Rape is a crime and not a medical diagnosis to be made by the medical officer treating the victim. It is a charge made by the investigating officer on a complaint by the victim. The only statement that can be made by the medical officer is whether there is evidence of recent sexual activity.
References of the construction of evidence has been made through various case listed in the article.
Mathura Rape case 1979
This case raised certain important issues in the law of evidence.
Mathura, a 16 years young girl, was raped at the police station where she had been called in the night for interrogation along with her husband, Ashok, on a complaint lodged by her brother against Ashok, herself and some others.
After interrogating for several hours, the police constable, Ganpath, took Mathura into a latrine situated near the police station and raped her. Mathura complained her brother soon after getting consciousness and consequently the complained was lodged in the police station. The medical examination of Mathura made 20 hours after the incident revealed that she had no injury on her person and that her hymen revealed old ruptures. However, the presence of semen was detected on the girl’s clothes and on the accused. The Supreme Court examined and concluded that the sexual intercourse in the question has not proved to the amount of rape which resulted in raising an unprecedented amount of protest amongst the social worker and soon developed in country which led to change in the law of rape and recognising that the custodial rape by a person in authority including the policeman considered to be rape.
Another development took in Sakshi v Union of India with Sudesh Jakhu v Narendra verma AIR 2004 where a public interest litigation was filed by Sakshi a woman organisation to issue a writ declaring ‘inter alia’ that ‘sexual intercourse’ as contained in s 375 IPC to include all forms of penetration such as penile/vaginal penetration, penile/oral penetration, penile/anal penetration, finger/vaginal and finger/anal penetration and object/vaginal penetration and for issue of a direction for registration of all such cases to be filing under s 375, 376, and 376A- 376D, IPC.
In Madan Gopal Kakkad v Naval Dubey & another 1992 in Supreme Court in an alleged case of rape of a minor aged eight years on the examination of the victim after five days, the medical officer found an abrasion on the medical side of labia majora and redness around labia minora with white discharge but the hymen was intact and was admitting the tip of the little finger and in view of the absence of the signs of full penetration, the medical officer opined that there was an attempt to rape and accordingly the trial court convicted the accused and the conviction was further approved by Supreme Court in subsequent appeal. This judgment further codified into law in Criminal Amendment Act, 2013.
In Kumari Narayanamma v State of Karnataka & ors 1995 the Supreme Court held that the ruptured hymen and admission of two fingers cannot be viewed as if the victim was habitual to sexual intercourse and also the presence of spermatozoa in vaginal smear is not a must in all acts of rape as the absence may be due to various factors.
In State of Haryana v Jung Bahadur 1999, the lady doctor who conducted the medical examination of the victim found the hymen torn but could not give any definite opinion whether the rape had been committed or not. The chemical analysis of the undergarment of the accused, salwar of victim and chaddar on which the accused committed rape showed presence of semen of the same group.

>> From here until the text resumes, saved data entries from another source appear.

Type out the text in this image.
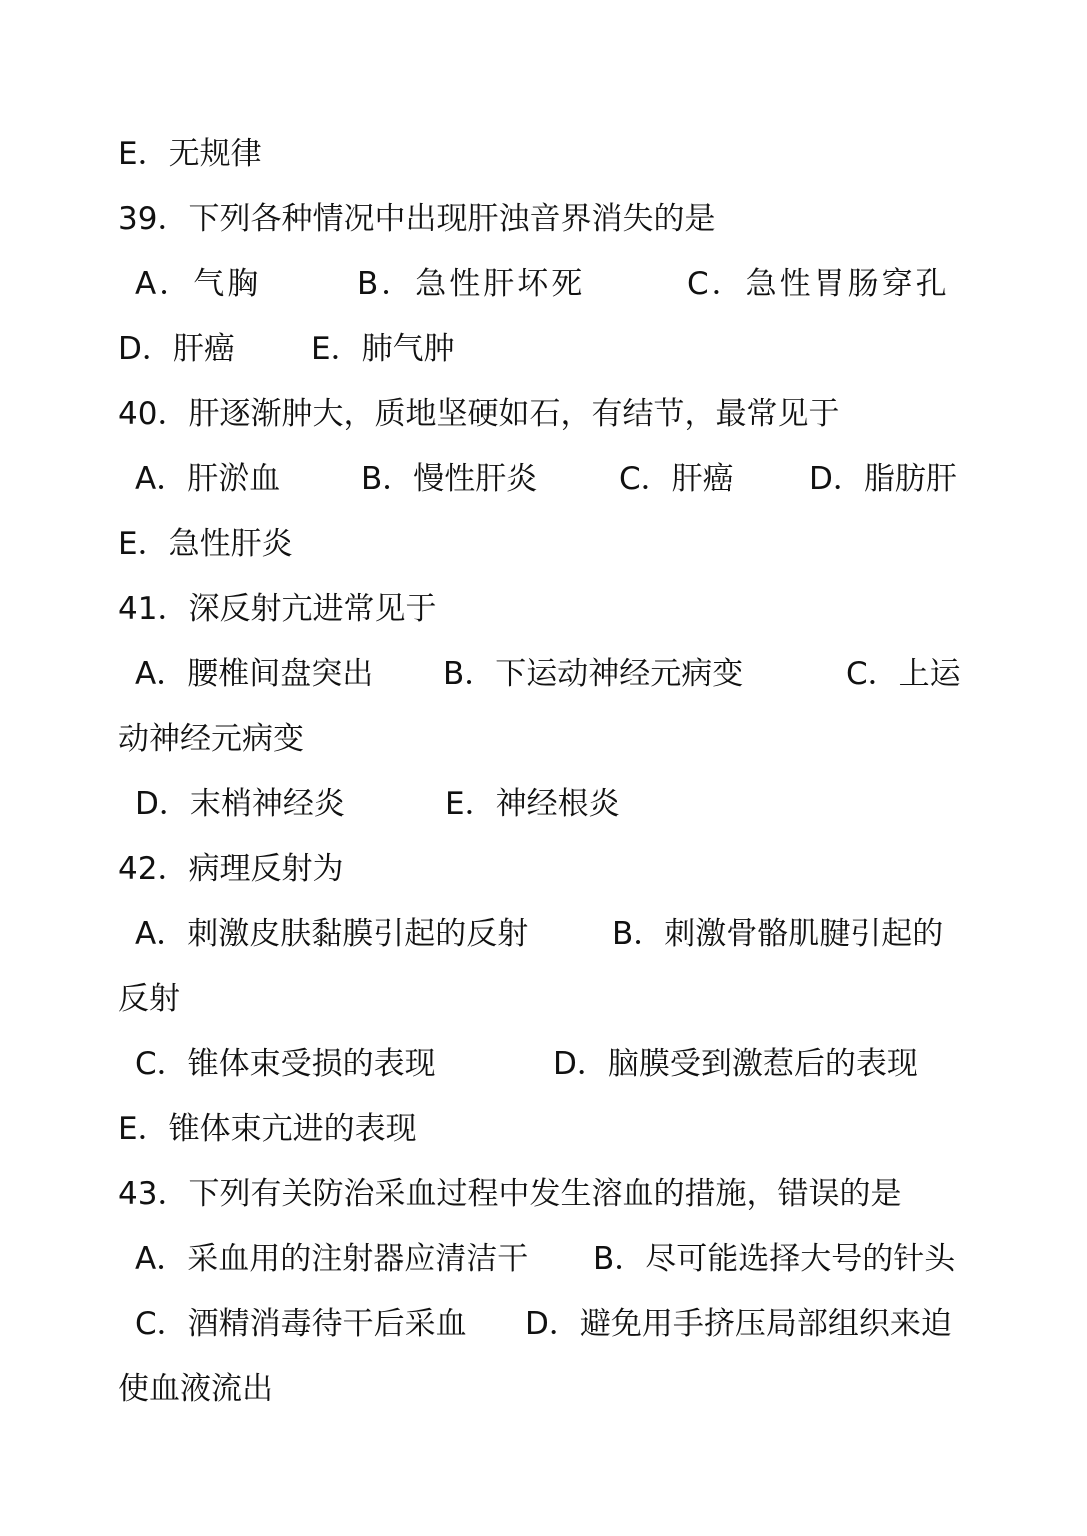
E．无规律
39．下列各种情况中出现肝浊音界消失的是
A．气胸	B．急性肝坏死	C．急性胃肠穿孔
D．肝癌 E．肺气肿
40．肝逐渐肿大，质地坚硬如石，有结节，最常见于
A．肝淤血	B．慢性肝炎	C．肝癌 D．脂肪肝
E．急性肝炎
41．深反射亢进常见于
A．腰椎间盘突出 B．下运动神经元病变	C．上运
动神经元病变
D．末梢神经炎	E．神经根炎
42．病理反射为
A．刺激皮肤黏膜引起的反射	B．刺激骨骼肌腱引起的
反射
C．锥体束受损的表现	D．脑膜受到激惹后的表现
E．锥体束亢进的表现
43．下列有关防治采血过程中发生溶血的措施，错误的是
A．采血用的注射器应清洁干 B．尽可能选择大号的针头
C．酒精消毒待干后采血 D．避免用手挤压局部组织来迫
使血液流出
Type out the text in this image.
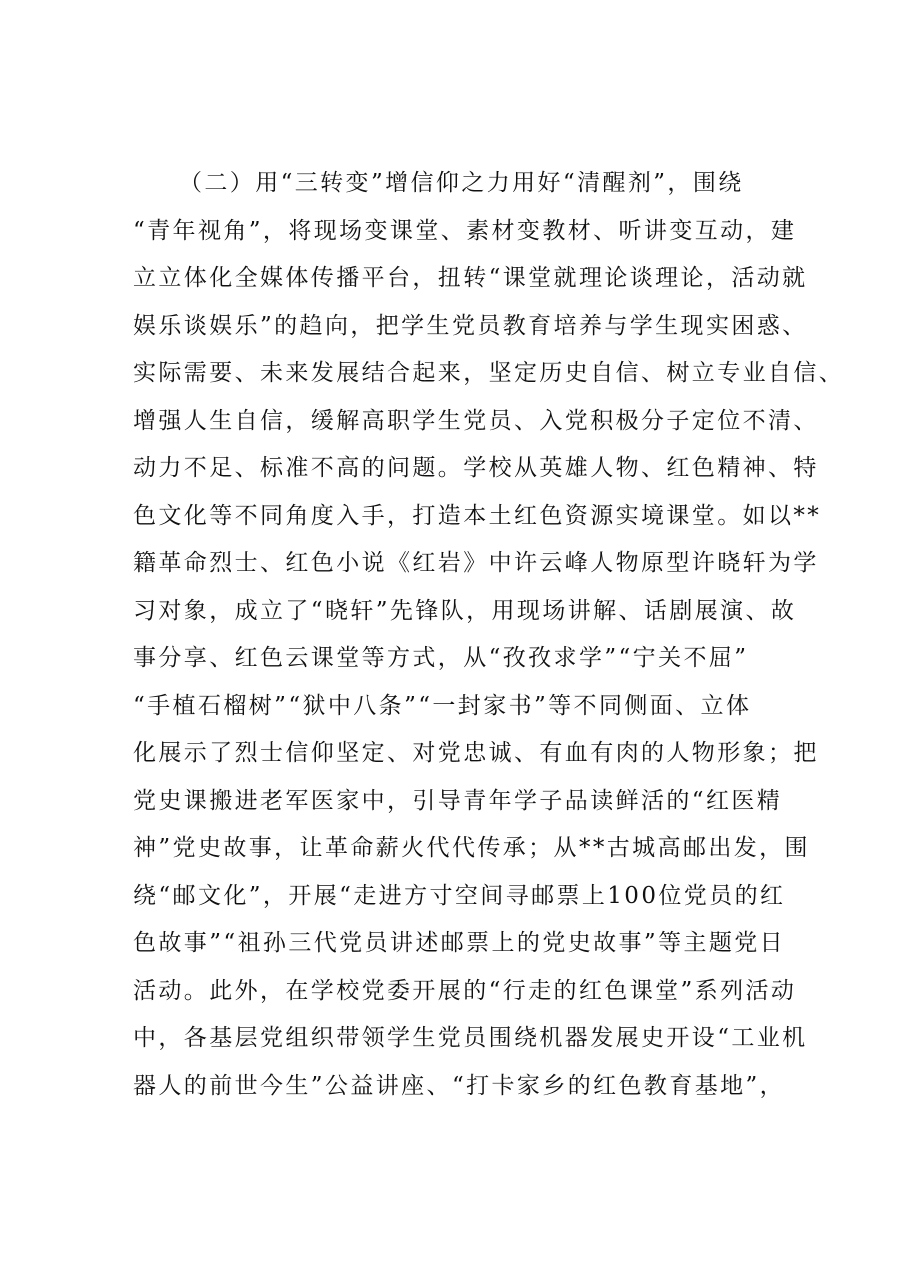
（二）用“三转变”增信仰之力用好“清醒剂”，围绕
“青年视角”，将现场变课堂、素材变教材、听讲变互动，建
立立体化全媒体传播平台，扭转“课堂就理论谈理论，活动就
娱乐谈娱乐”的趋向，把学生党员教育培养与学生现实困惑、
实际需要、未来发展结合起来，坚定历史自信、树立专业自信、
增强人生自信，缓解高职学生党员、入党积极分子定位不清、
动力不足、标准不高的问题。学校从英雄人物、红色精神、特
色文化等不同角度入手，打造本土红色资源实境课堂。如以**
籍革命烈士、红色小说《红岩》中许云峰人物原型许晓轩为学
习对象，成立了“晓轩”先锋队，用现场讲解、话剧展演、故
事分享、红色云课堂等方式，从“孜孜求学”“宁关不屈”
“手植石榴树”“狱中八条”“一封家书”等不同侧面、立体
化展示了烈士信仰坚定、对党忠诚、有血有肉的人物形象；把
党史课搬进老军医家中，引导青年学子品读鲜活的“红医精
神”党史故事，让革命薪火代代传承；从**古城高邮出发，围
绕“邮文化”，开展“走进方寸空间寻邮票上100位党员的红
色故事”“祖孙三代党员讲述邮票上的党史故事”等主题党日
活动。此外，在学校党委开展的“行走的红色课堂”系列活动
中，各基层党组织带领学生党员围绕机器发展史开设“工业机
器人的前世今生”公益讲座、“打卡家乡的红色教育基地”，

The trial court convicted the accused but the conviction was set aside by Punjab and Haryana Court and the accused was acquitted on the grounds that the case of rape was not established from the medical evidence and the evidence of the victim suffered from improbabilities. However, the Supreme Court set aside the order of the High Court and convicted the accused on the ground that the report of the chemical analysis and the medical evidence supported the case of the prosecution.
The Supreme Court in State of U.P. v Munshi 2009 pronounced a landmark judgment against the hypocrite society wherein it was held that even assuming that the victim was previously accustomed to sexual intercourse, that is not a determinative question. On the contrary, the question which was required to be adjudicated was, did the accused commit rape on the victim on the occasion complained of. Even if it is hypothetically accepted that the victim had lost her virginity earlier, it did not and cannot in law give licence to any person to rape her. It is the accused who was on trial and not the victim. Even if the victim in a given case has been promiscuous in her sexual behaviour earlier, she has right to refuse to submit herself to sexual intercourse to anyone and everyone because, she is not a vulnerable object or prey for being sexually assaulted by anyone and everyone.